Deeds of trust are a trade-off between a borrower and lender that allow lenders to foreclose quickly, without going to court, when borrowers default on their loans. In exchange, borrowers get an assurance that they won’t be held liable for the debts still owed on their homes if the bank forecloses.

A home purchased with a deed of trust can be sold in a trustee’s sale after 90 days, while a foreclosure on a traditional mortgage can take up to a year. According to real estate attorneys, Arizona began using the process decades ago to facilitate growth.

According to real estate attorneys across the Valley, more than 99 percent of home loans in Arizona are backed by deeds of trust. That means paperwork errors that might have halted foreclosures in other states may have sailed through without a hitch in Arizona.

Homeowners who believe they were improperly foreclosed upon can sue in superior court. But Arizonans must take the initiative and hire their own lawyers, unlike residents of the 23 states with judicial review,

Now that widespread problems with foreclosures at Bank of America and other institutions are coming to light, Arizona may see a flood of lawsuits as homeowners try to reverse old foreclosures or halt pending ones.

“It could overwhelm the courts with litigation,” Nearhood said. “You have the potential for thousands of people filing lawsuits.”

Policymakers are asking other institutions to follow Bank of America, GMAC and Chase’s lead. U.S. Senate Majority Leader Harry Reid urged other major lenders to halt foreclosures. Arizona Attorney General Terry Goddard sent a letter to more than 60 mortgage loan servicing companies asking that they do the same.
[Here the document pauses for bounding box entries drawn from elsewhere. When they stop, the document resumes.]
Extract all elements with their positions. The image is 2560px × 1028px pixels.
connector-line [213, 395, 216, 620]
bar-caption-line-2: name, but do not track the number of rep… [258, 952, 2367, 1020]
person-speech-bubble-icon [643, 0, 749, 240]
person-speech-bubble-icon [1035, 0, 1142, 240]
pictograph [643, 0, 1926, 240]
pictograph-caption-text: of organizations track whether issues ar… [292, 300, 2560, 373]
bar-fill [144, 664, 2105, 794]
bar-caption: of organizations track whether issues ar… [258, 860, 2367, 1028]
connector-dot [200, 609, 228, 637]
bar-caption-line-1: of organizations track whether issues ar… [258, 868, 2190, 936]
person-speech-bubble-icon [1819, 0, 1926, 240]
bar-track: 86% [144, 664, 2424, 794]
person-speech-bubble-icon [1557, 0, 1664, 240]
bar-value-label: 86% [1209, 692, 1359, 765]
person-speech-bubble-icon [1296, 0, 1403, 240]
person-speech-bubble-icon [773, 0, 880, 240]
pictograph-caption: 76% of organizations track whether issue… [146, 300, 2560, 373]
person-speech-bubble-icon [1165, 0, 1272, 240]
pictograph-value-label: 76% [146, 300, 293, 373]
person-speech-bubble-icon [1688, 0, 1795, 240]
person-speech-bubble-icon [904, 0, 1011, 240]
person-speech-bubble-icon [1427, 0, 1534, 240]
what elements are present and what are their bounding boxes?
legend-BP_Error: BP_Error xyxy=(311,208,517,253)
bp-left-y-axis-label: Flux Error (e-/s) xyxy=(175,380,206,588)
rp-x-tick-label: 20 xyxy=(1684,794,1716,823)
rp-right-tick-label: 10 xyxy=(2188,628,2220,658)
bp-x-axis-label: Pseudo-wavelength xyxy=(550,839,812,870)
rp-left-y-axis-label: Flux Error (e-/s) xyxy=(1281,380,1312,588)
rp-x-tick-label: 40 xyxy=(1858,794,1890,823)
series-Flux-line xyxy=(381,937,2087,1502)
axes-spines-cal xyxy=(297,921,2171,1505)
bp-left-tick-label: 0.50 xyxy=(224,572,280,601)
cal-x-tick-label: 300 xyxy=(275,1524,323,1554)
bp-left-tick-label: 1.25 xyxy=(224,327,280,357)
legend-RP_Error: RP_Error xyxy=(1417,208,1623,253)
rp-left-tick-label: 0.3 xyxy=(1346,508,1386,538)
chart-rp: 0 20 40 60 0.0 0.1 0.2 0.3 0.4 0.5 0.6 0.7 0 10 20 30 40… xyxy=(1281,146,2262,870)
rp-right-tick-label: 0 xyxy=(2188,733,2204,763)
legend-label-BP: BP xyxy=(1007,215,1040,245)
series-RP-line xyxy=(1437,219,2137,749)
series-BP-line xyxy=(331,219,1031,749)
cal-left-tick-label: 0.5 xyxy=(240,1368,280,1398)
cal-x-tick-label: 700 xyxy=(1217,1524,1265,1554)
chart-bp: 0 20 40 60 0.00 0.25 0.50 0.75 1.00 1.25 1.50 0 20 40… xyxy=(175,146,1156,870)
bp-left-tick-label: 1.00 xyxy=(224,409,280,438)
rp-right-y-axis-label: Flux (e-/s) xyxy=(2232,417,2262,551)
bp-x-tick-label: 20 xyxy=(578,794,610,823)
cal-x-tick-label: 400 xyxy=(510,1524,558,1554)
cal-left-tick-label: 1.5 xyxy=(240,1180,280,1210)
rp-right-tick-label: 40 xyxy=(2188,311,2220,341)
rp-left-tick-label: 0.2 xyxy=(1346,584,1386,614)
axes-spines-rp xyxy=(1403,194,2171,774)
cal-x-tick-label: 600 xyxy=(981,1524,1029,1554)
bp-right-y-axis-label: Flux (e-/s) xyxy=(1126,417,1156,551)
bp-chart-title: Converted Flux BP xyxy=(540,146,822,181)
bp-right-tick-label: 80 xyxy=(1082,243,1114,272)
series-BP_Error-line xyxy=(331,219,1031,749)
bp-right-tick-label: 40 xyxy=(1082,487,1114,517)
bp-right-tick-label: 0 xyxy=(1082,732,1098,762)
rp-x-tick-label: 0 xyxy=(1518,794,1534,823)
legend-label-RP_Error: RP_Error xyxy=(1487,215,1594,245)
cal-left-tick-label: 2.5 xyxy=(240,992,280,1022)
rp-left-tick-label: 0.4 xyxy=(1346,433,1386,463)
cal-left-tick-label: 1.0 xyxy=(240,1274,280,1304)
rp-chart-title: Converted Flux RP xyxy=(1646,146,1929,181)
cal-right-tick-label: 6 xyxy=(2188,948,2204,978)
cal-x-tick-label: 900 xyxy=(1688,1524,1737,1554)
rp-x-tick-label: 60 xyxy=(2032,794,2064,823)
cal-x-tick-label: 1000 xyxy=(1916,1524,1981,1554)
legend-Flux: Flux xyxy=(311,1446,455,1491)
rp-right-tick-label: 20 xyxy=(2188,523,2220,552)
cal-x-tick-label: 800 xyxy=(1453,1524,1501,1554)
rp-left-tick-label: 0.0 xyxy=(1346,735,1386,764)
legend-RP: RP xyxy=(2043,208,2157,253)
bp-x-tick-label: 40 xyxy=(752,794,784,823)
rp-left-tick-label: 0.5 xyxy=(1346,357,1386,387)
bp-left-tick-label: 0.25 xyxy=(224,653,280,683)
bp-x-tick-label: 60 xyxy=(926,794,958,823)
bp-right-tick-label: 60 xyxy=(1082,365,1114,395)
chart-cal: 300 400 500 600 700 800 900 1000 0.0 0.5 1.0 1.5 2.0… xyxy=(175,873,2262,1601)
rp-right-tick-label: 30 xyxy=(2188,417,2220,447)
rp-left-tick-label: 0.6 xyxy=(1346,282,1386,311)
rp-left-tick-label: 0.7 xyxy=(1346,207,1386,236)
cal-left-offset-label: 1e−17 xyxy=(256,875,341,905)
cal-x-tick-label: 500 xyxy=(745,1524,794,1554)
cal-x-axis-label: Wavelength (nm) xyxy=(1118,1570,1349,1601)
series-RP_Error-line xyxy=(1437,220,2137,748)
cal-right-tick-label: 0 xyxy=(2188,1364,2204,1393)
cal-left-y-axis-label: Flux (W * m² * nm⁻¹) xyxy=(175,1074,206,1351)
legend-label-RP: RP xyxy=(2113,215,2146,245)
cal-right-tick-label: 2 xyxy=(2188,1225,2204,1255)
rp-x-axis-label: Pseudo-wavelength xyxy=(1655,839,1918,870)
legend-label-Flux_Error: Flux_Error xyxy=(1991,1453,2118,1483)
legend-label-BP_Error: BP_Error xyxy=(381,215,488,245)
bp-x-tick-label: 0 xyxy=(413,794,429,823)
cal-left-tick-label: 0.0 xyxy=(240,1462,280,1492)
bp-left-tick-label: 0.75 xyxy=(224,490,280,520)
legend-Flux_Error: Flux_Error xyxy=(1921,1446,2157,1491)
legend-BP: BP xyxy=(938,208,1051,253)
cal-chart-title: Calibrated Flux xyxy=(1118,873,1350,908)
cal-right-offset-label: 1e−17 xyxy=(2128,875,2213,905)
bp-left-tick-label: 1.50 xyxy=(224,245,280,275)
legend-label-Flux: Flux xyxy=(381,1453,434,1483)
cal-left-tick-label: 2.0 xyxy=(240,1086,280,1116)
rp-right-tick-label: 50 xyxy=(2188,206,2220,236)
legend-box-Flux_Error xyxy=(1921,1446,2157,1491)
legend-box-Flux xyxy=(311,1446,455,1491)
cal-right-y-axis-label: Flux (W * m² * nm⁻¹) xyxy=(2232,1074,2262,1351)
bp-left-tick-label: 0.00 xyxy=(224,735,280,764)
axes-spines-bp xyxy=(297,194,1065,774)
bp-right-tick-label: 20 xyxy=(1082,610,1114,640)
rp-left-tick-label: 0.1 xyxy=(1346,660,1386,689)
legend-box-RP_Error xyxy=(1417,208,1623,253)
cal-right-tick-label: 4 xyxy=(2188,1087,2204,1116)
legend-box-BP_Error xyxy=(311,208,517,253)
Goddard, the Democratic nominee for governor, threatened to file charges under Arizona’s Consumer Fraud Act against lenders who initiated foreclosures based on paperwork errors by “robo-signers.”

“I wouldn’t be surprised, in an abundance of caution, if a number of them don’t do what Bank of America has done, just to make sure that they’re not opening themselves up to additional charges,” Goddard said. “Now they’re clearly on notice, from us and from other states.”

Realtors and real estate agents contacted by the ~Arizona Capitol Times~ Oct. 8 said the foreclosure freeze could initially have a positive impact on the housing market. Taking foreclosures off the market, for example, lessens the overall housing inventory and could drive up prices for other homes.

And the decision would likely drive more business toward “short-sales” or those sales where the bank and the seller agree to sell the home for less than the principal balance owed. Short sales, many realtors agree, is better for all parties – banks, sellers and buyers – because such sales happen before the devastating and costly foreclosure process.

“In that case I think this is good because it needs to stop to see this market flat-line first, and recover second,” Reeves said.

The downside is that foreclosed homes will be sitting on the market for longer, and could encourage distressed homeowners to stay in their homes without paying – a process that could drag on for months. Eventually, these homes could flood the market again once the freeze is lifted.

“It could possibly hurt the market overall because if you have all this inventory that you are not foreclosing on and releasing it back into the market … they are going to have to do that eventually,” said Robert Luce, a West Valley real estate agent who closes about five short-sales a month.